About

Writers are readers first. I’m fortunate, in that my mother read to me regularly. She also enrolled me in the Dr. Seuss book club and encouraged me to use my imagination from an early age. Charlotte’s Web and Stuart Little by E.B. White, The Velveteen Rabbit by Margerie Williams, The Giving Tree by Shel Silverstein, and The Chronicles of Narnia by C.S. Lewis were the epics of my youth.

putting in newberg

In the nature vs. nurture department, I have my paternal grandmother Dorothy Steele Burn, to thank for my writer’s gene. The presence of this gene was first recognized in fifth grade, thanks to the expert teaching of Mr. McKay at Washington Elementary in Wheaton. Later, at Chestnut Hill Academy in Philadelphia, I had the good fortune to work with Dr. Fles and his favorite tome, The Norton Anthology. At Franklin & Marshall, Joe Voelker, Jody Gladding, and Ira Grushow saw something in me. Sometimes it was potential, other times it was adolescent pretense.

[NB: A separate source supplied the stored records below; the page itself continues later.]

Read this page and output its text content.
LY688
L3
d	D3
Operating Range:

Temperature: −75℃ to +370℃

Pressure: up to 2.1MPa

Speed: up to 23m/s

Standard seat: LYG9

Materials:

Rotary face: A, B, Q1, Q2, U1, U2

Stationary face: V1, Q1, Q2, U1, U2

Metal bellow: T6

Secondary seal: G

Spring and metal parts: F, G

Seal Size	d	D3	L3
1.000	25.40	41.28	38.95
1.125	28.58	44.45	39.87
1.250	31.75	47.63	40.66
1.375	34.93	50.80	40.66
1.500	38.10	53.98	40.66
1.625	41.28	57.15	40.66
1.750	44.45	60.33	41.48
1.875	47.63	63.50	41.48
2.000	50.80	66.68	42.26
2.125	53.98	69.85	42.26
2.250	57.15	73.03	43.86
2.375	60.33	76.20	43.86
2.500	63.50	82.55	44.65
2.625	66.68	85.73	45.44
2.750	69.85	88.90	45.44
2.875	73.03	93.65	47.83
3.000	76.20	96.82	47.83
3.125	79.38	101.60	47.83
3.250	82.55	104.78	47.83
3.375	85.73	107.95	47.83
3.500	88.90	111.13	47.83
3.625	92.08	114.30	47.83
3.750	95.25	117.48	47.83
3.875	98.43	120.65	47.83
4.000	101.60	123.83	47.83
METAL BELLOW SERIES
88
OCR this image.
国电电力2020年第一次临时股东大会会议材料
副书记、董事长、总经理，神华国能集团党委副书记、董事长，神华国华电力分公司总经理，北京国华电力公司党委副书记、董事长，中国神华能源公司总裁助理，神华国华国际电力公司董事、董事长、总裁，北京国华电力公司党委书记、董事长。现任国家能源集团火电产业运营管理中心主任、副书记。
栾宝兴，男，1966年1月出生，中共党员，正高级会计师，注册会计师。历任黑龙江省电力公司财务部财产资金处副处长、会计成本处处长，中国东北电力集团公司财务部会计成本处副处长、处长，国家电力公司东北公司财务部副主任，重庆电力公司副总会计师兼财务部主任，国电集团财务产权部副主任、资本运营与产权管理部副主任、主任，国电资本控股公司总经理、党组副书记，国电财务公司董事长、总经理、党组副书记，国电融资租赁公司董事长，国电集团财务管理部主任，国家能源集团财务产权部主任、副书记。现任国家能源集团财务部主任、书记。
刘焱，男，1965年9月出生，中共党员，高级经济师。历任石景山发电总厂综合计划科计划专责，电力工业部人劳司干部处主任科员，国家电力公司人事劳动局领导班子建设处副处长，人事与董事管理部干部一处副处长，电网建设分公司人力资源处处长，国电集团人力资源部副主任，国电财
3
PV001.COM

The College Reporter at F&M gave me my first taste of what it felt like to be recognized for my work. And recognized I was, by several members of the administration, in fact, all who felt the newspaper was dangerously off message. I was also routinely recognized by angry frat boys who banned me from their parties because I “lacked discretion” when reporting on their sordid behavior. I truly came to understand the power of journalism (and thus the responsibility it demands), when a grown man I was interviewing broke down and begged me not to write about him, or about the incident that led to his being fired from the college. Coming out of school in 1987, I opted to put the reporter’s notebook down. In its place, I picked up the rhetoric of the environmental movement and applied it in clever ways to secure funding for the cause.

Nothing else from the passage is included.